Ingushetiya.ru was first banned earlier this year after being declared extremist. Local authorities said the website had called on people to take part in unsanctioned demonstrations in January. The protests against the local administration were banned over public safety fears. The decision to ban the website was approved by a Moscow court in August.

On Thursday, the regional center for domain registration took steps to remove the site. However, on Friday, the site reopened again as Ingushetiya.org, a lawyer for the website said on Friday.

"The editorial staff of the Ingushetiya.ru website has decided to switch to a new domain name, Ingushetiya.org... [the new site] will fully reflect the content of the previous website," Musa Pliyev said.
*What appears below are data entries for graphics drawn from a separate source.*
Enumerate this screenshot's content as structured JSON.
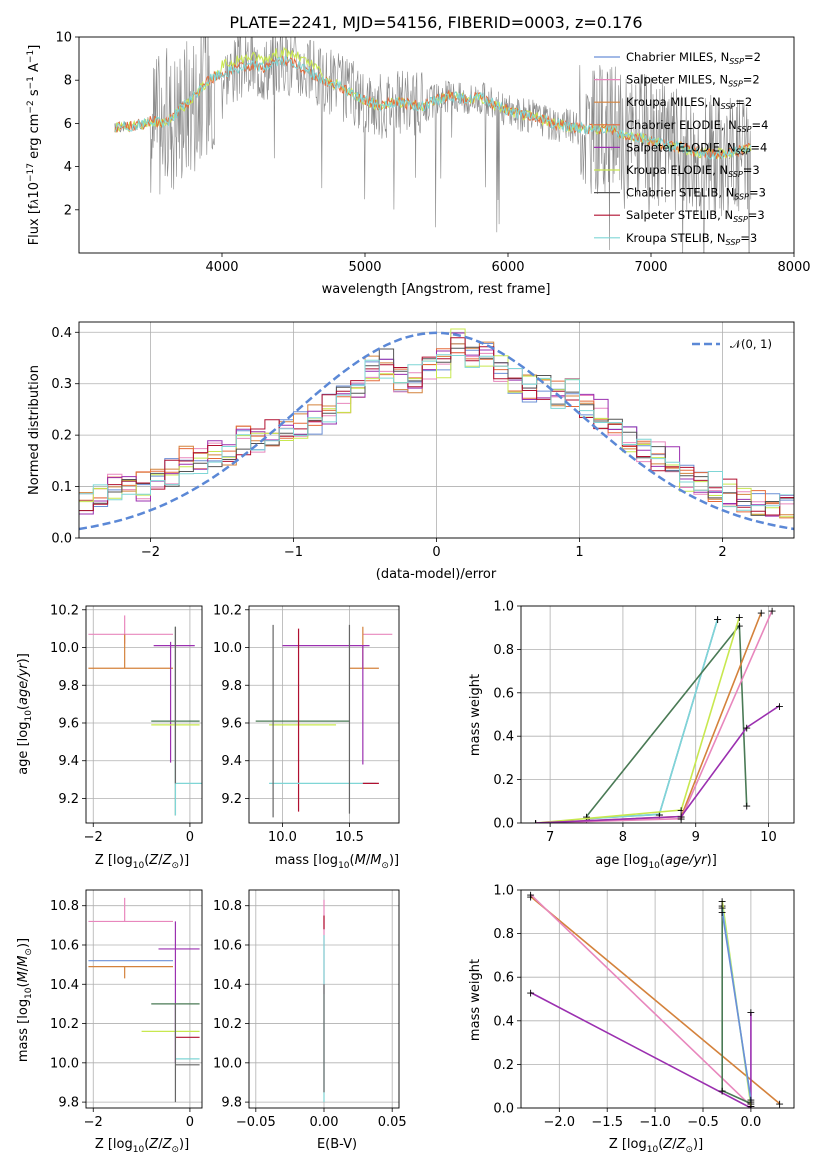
{
  "page_title": "PLATE=2241, MJD=54156, FIBERID=0003, z=0.176",
  "colors": {
    "Chabrier MILES": "#6b8fd6",
    "Salpeter MILES": "#e887bd",
    "Kroupa MILES": "#d4823c",
    "Chabrier ELODIE": "#e56b3b",
    "Salpeter ELODIE": "#9b30b0",
    "Kroupa ELODIE": "#c8e84f",
    "Chabrier STELIB": "#555555",
    "Salpeter STELIB": "#b01030",
    "Kroupa STELIB": "#7fd6d6",
    "gauss": "#5b88d6",
    "grey_spectrum": "#888888",
    "green_line": "#4a7a55"
  },
  "chart_data": [
    {
      "id": "spectrum",
      "type": "line",
      "title": "PLATE=2241, MJD=54156, FIBERID=0003, z=0.176",
      "xlabel": "wavelength [Angstrom, rest frame]",
      "ylabel": "Flux [f_λ 10^-17 erg cm^-2 s^-1 A^-1]",
      "xlim": [
        3000,
        8000
      ],
      "ylim": [
        0,
        10
      ],
      "xticks": [
        "4000",
        "5000",
        "6000",
        "7000",
        "8000"
      ],
      "yticks": [
        "2",
        "4",
        "6",
        "8",
        "10"
      ],
      "legend_position": "right",
      "legend": [
        {
          "name": "Chabrier MILES",
          "nssp": "2"
        },
        {
          "name": "Salpeter MILES",
          "nssp": "2"
        },
        {
          "name": "Kroupa MILES",
          "nssp": "2"
        },
        {
          "name": "Chabrier ELODIE",
          "nssp": "4"
        },
        {
          "name": "Salpeter ELODIE",
          "nssp": "4"
        },
        {
          "name": "Kroupa ELODIE",
          "nssp": "3"
        },
        {
          "name": "Chabrier STELIB",
          "nssp": "3"
        },
        {
          "name": "Salpeter STELIB",
          "nssp": "3"
        },
        {
          "name": "Kroupa STELIB",
          "nssp": "3"
        }
      ],
      "continuum": {
        "x": [
          3250,
          3400,
          3500,
          3600,
          3700,
          3800,
          3900,
          4000,
          4100,
          4200,
          4300,
          4400,
          4500,
          4600,
          4700,
          4800,
          4900,
          5000,
          5100,
          5200,
          5300,
          5400,
          5500,
          5600,
          5700,
          5800,
          5900,
          6000,
          6100,
          6200,
          6300,
          6400,
          6500,
          6600,
          6700,
          6800,
          6900,
          7000,
          7100,
          7200,
          7300,
          7400,
          7500,
          7600,
          7700
        ],
        "y": [
          5.8,
          5.9,
          6.1,
          6.0,
          6.6,
          7.2,
          8.0,
          8.3,
          8.5,
          8.7,
          8.6,
          8.9,
          8.8,
          8.4,
          8.0,
          7.8,
          7.4,
          7.1,
          6.8,
          7.0,
          6.9,
          6.8,
          7.1,
          7.3,
          7.1,
          7.2,
          6.9,
          6.6,
          6.4,
          6.3,
          6.0,
          5.9,
          5.8,
          5.7,
          5.8,
          5.5,
          5.4,
          5.2,
          5.0,
          4.9,
          4.7,
          4.6,
          4.6,
          4.7,
          4.9
        ]
      }
    },
    {
      "id": "residuals",
      "type": "histogram",
      "xlabel": "(data-model)/error",
      "ylabel": "Normed distribution",
      "xlim": [
        -2.5,
        2.5
      ],
      "ylim": [
        0,
        0.42
      ],
      "xticks": [
        "−2",
        "−1",
        "0",
        "1",
        "2"
      ],
      "yticks": [
        "0.0",
        "0.1",
        "0.2",
        "0.3",
        "0.4"
      ],
      "legend_position": "top-right",
      "legend": [
        {
          "name": "𝒩(0, 1)"
        }
      ],
      "bins": [
        -2.5,
        -2.4,
        -2.3,
        -2.2,
        -2.1,
        -2.0,
        -1.9,
        -1.8,
        -1.7,
        -1.6,
        -1.5,
        -1.4,
        -1.3,
        -1.2,
        -1.1,
        -1.0,
        -0.9,
        -0.8,
        -0.7,
        -0.6,
        -0.5,
        -0.4,
        -0.3,
        -0.2,
        -0.1,
        0.0,
        0.1,
        0.2,
        0.3,
        0.4,
        0.5,
        0.6,
        0.7,
        0.8,
        0.9,
        1.0,
        1.1,
        1.2,
        1.3,
        1.4,
        1.5,
        1.6,
        1.7,
        1.8,
        1.9,
        2.0,
        2.1,
        2.2,
        2.3,
        2.4,
        2.5
      ],
      "mean_density": [
        0.06,
        0.09,
        0.1,
        0.11,
        0.1,
        0.12,
        0.13,
        0.15,
        0.15,
        0.16,
        0.17,
        0.19,
        0.19,
        0.2,
        0.21,
        0.22,
        0.23,
        0.25,
        0.27,
        0.28,
        0.33,
        0.34,
        0.31,
        0.31,
        0.33,
        0.34,
        0.38,
        0.35,
        0.36,
        0.33,
        0.31,
        0.29,
        0.29,
        0.28,
        0.28,
        0.26,
        0.24,
        0.21,
        0.19,
        0.17,
        0.16,
        0.15,
        0.12,
        0.1,
        0.1,
        0.09,
        0.08,
        0.07,
        0.07,
        0.06
      ]
    },
    {
      "id": "age_vs_Z",
      "type": "scatter",
      "xlabel": "Z [log10(Z/Z⊙)]",
      "ylabel": "age [log10(age/yr)]",
      "xlim": [
        -2.15,
        0.25
      ],
      "ylim": [
        9.07,
        10.22
      ],
      "xticks": [
        "−2",
        "0"
      ],
      "yticks": [
        "9.2",
        "9.4",
        "9.6",
        "9.8",
        "10.0",
        "10.2"
      ]
    },
    {
      "id": "age_vs_mass",
      "type": "scatter",
      "xlabel": "mass [log10(M/M⊙)]",
      "ylabel": "",
      "xlim": [
        9.75,
        10.87
      ],
      "ylim": [
        9.07,
        10.22
      ],
      "xticks": [
        "10.0",
        "10.5"
      ],
      "yticks": [
        "9.2",
        "9.4",
        "9.6",
        "9.8",
        "10.0",
        "10.2"
      ]
    },
    {
      "id": "weight_vs_age",
      "type": "line",
      "xlabel": "age [log10(age/yr)]",
      "ylabel": "mass weight",
      "xlim": [
        6.6,
        10.35
      ],
      "ylim": [
        0,
        1
      ],
      "xticks": [
        "7",
        "8",
        "9",
        "10"
      ],
      "yticks": [
        "0.0",
        "0.2",
        "0.4",
        "0.6",
        "0.8",
        "1.0"
      ]
    },
    {
      "id": "mass_vs_Z",
      "type": "scatter",
      "xlabel": "Z [log10(Z/Z⊙)]",
      "ylabel": "mass [log10(M/M⊙)]",
      "xlim": [
        -2.15,
        0.25
      ],
      "ylim": [
        9.77,
        10.88
      ],
      "xticks": [
        "−2",
        "0"
      ],
      "yticks": [
        "9.8",
        "10.0",
        "10.2",
        "10.4",
        "10.6",
        "10.8"
      ]
    },
    {
      "id": "mass_vs_ebv",
      "type": "scatter",
      "xlabel": "E(B-V)",
      "ylabel": "",
      "xlim": [
        -0.055,
        0.055
      ],
      "ylim": [
        9.77,
        10.88
      ],
      "xticks": [
        "−0.05",
        "0.00",
        "0.05"
      ],
      "yticks": [
        "9.8",
        "10.0",
        "10.2",
        "10.4",
        "10.6",
        "10.8"
      ]
    },
    {
      "id": "weight_vs_Z",
      "type": "line",
      "xlabel": "Z [log10(Z/Z⊙)]",
      "ylabel": "mass weight",
      "xlim": [
        -2.4,
        0.45
      ],
      "ylim": [
        0,
        1
      ],
      "xticks": [
        "−2.0",
        "−1.5",
        "−1.0",
        "−0.5",
        "0.0"
      ],
      "yticks": [
        "0.0",
        "0.2",
        "0.4",
        "0.6",
        "0.8",
        "1.0"
      ]
    }
  ]
}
He added that the editorial staff, the policies and the content of the website would remain unchanged, and that editor-in-chief, Roza Malsagova, would remain in her post.

The owner of Ingushetiya.ru domain and an opposition journalist Magomed Yevloyev, was shot dead in a police car on August 31 and died in hospital shortly afterwards.

"Preliminary reports say that as the vehicle that Yevloyev and the police officers were in was moving, one of the police officers' guns accidentally went off, and a bullet hit Yevloyev in the head," a source told RIA Novosti.

"He was shot straight in the temple," said Magomed Khazbiyev, Yevloyev's official representative.

Following Yevloyev's death, thousands took to the streets in Ingushetia's main city of Nazran in protest.

Russia remains one of the world's most dangerous countries for reporters. According to data from the international organization Reporters Without Borders, 21 journalists were murdered in Russia between 2000 and 2007.